ANTENA KONSLET
 by Andi Yasa
        Pagi ini kubuka jendela kamarku yang terbuat dari papan yang di cat berwarna abu-abu, Sinar matahari terasa menyambar secara tiba-tiba. Mataku langsung tertuju dengan pemandangan beberapa buku yang berantakan dengan penuh coretan kalimat-kalimat penuh teka teki yang aku sendiri tidak tahu maksudnya. Untaian kalimat dari seorang wanita paruh baya mulai terdengar dengan kata-kata yang tidak mengenakkan, Beberapa kalimat untuk menyuruh putra tercintanya agar bersegera mandi yang menjelma menjadi sebuah umpatan dan seruan yang sudah menjadi makanan sehari-hari untukku. kepalaku sontak memikirkan apa yang akan terjadi nanti ketika disekolah. Kulihat masih ada bekas goresan luka lebam yang belum menghilang di lengan kanan kiriku. Namun seperti biasa aku mencoba mengabaikan pikiran negative itu sembari membayangkan hari ini aku pasti baik baik saja.

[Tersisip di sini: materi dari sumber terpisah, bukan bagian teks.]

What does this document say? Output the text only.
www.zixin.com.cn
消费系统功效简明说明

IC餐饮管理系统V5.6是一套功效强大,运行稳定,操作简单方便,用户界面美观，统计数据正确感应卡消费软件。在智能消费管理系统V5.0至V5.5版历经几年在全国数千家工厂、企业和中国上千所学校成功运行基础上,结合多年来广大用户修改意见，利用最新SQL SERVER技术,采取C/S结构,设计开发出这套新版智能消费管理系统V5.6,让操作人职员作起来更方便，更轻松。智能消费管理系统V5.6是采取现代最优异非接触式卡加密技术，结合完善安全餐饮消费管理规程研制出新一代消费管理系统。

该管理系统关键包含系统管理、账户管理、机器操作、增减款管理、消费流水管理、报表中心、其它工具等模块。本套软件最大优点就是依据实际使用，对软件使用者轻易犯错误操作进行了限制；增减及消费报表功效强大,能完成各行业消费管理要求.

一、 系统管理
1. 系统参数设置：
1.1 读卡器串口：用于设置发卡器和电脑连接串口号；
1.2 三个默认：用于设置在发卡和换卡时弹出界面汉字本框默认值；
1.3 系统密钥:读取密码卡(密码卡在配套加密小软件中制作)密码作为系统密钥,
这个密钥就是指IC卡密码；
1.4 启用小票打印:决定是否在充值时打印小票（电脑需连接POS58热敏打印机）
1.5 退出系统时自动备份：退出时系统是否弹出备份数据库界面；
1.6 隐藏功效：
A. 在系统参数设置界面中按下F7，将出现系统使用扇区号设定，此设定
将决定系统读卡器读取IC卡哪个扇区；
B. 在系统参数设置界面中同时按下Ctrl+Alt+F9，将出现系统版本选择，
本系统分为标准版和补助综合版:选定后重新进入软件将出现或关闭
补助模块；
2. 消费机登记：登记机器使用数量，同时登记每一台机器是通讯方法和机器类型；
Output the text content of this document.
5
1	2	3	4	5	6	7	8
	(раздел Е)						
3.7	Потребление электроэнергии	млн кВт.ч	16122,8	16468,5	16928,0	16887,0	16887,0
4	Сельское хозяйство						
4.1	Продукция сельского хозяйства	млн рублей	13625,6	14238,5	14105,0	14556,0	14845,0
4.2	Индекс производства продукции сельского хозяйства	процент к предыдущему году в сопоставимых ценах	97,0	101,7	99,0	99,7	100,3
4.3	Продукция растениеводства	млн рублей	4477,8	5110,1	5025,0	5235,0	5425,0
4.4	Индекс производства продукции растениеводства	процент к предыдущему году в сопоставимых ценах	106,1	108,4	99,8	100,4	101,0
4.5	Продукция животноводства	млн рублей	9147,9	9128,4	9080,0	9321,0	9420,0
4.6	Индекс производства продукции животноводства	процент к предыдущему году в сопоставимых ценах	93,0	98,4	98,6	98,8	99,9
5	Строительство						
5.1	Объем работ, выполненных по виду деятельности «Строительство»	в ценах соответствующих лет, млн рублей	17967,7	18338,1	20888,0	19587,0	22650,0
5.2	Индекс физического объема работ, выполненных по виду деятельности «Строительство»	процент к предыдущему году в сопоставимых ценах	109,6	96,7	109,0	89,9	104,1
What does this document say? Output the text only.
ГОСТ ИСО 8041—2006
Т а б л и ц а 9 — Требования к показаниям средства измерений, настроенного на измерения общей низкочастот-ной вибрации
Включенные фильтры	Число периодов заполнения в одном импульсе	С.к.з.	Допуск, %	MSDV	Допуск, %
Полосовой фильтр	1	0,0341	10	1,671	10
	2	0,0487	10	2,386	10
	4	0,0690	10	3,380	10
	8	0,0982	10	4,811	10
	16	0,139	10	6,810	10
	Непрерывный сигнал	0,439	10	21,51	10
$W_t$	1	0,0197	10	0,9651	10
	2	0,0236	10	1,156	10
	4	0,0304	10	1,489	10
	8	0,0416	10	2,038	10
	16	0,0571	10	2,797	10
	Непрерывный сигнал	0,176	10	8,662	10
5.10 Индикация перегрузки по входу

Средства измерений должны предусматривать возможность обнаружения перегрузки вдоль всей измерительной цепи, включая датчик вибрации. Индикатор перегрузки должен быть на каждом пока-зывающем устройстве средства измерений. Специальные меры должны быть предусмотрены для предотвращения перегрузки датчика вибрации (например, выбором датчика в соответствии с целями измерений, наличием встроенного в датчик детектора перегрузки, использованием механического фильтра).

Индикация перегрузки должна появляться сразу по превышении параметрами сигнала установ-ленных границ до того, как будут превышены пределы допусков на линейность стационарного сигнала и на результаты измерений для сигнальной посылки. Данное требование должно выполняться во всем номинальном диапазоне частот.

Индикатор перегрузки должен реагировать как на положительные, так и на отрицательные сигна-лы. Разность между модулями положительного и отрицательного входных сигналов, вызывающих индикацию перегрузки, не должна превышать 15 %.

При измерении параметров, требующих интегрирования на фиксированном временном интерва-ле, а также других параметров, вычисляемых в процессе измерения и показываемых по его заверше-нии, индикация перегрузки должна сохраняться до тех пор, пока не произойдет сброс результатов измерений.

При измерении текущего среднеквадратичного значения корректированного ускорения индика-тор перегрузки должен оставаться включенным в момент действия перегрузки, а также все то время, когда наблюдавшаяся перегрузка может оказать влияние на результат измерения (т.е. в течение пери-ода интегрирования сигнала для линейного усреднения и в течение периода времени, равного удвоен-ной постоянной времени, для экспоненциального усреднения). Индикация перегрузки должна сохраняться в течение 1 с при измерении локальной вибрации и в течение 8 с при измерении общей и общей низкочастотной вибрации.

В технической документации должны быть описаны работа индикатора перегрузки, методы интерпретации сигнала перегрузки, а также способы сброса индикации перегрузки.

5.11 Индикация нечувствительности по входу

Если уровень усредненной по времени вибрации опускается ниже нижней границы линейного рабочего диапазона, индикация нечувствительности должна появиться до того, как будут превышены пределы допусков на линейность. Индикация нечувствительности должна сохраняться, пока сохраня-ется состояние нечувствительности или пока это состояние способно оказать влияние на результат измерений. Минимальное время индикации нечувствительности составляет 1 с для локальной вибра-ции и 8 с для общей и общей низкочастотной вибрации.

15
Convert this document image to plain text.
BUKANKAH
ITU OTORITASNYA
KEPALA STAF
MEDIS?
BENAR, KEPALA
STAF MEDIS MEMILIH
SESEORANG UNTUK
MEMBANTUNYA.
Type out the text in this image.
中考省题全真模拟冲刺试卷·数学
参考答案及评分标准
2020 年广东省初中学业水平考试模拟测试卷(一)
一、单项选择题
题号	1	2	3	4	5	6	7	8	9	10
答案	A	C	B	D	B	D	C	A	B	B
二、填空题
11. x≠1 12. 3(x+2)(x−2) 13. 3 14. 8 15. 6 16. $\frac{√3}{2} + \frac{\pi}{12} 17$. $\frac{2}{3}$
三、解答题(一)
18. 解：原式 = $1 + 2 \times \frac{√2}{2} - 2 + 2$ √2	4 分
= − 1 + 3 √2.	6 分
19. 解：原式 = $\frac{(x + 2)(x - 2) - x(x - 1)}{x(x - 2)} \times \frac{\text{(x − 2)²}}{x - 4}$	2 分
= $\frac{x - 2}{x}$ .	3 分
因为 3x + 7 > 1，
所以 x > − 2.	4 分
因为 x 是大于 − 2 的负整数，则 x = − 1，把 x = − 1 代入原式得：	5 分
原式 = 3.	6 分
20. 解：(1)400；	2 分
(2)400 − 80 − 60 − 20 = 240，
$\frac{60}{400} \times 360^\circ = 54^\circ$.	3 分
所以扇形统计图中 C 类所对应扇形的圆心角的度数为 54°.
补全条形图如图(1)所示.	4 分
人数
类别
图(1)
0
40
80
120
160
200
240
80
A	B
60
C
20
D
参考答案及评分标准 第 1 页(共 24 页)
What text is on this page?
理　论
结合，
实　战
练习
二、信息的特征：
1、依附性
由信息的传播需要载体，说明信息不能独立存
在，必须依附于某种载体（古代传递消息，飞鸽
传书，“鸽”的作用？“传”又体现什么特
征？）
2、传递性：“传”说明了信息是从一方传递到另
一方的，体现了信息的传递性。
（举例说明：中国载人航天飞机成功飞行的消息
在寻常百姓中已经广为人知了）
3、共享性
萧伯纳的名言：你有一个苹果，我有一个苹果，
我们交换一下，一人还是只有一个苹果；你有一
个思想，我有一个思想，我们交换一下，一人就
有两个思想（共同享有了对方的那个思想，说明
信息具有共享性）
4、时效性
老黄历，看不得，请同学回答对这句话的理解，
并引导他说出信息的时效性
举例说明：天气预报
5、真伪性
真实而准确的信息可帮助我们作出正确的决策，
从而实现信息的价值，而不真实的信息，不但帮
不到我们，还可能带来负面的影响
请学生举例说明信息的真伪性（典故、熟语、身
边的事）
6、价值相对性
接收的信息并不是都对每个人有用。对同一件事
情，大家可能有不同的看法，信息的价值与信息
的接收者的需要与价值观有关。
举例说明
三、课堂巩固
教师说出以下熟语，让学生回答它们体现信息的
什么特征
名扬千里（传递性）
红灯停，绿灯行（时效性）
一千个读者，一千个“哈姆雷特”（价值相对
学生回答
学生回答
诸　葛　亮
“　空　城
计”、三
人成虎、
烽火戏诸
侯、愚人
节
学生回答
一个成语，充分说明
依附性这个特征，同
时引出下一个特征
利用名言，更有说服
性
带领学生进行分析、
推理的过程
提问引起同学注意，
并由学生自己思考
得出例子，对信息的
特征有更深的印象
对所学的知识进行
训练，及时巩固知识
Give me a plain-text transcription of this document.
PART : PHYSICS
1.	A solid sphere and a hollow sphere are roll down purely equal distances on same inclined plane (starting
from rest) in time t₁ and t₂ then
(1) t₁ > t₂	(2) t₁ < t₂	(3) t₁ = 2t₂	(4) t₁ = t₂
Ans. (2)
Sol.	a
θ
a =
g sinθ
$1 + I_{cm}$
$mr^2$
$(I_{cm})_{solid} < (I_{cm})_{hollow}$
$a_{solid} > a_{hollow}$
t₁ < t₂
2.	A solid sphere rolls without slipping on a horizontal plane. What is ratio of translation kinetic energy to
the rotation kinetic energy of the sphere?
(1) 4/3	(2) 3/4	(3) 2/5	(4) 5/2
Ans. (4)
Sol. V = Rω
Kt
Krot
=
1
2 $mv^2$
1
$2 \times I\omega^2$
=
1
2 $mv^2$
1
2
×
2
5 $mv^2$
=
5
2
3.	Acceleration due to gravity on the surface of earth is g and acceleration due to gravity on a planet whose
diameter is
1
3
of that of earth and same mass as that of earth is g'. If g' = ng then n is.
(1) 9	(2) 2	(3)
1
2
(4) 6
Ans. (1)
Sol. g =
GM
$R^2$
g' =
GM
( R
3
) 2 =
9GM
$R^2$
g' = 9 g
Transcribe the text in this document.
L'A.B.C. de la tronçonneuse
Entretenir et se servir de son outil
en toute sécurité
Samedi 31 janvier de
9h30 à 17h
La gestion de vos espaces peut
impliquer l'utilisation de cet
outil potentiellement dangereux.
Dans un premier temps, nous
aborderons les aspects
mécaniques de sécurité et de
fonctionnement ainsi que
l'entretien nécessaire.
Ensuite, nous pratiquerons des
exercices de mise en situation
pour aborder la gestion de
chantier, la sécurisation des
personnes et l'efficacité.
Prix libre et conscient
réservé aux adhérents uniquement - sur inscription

Setelah siap aku segera berangkat sekolah. Langkah kakiku bergerak pelan dengan pandangan kebawah. Tampak Sepasang sepatu berwarna hitam model bertali bergerak secara bergantian terlihat tampak bahagia. Iya itulah sepatu pemberian ayahku yang saat ini sedang merantau ke negeri jiran katanya untuk mencari uang agar bisa menyekolahkanku. Itulah alasanku sampai detik ini masih mau menginjakkan kakiku disekolah itu meski berat namun tetap aku lakukan. Setiap saat Aku merindukan ayahku. Sepasang sepatu yang kugunakan mengingatkanku kepada ayah.
"Woiii  minggir."
Suara teriakan seseorang yang menggunakan seragam yang sama dengan aku gunakan yaitu celana biru tua dan baju putih-putih. Aku tersontak kaget meyadarkan alam bawah sadarku. Ternyata beberapa anak melintasiku dengan mengayuh sepedanya dengan kencang. Padahal aku sendiri sudah berjalan dipinggir jalan.
"Dasar Antena Konslet."
Ejek anak lain bertopi merah dan menggunakan sepatu hitam berkilau sambil meludah tepat dihadapanku sebelum Ia benar-benar menjauh. Sudah kuduga apa yang mereka lakukan.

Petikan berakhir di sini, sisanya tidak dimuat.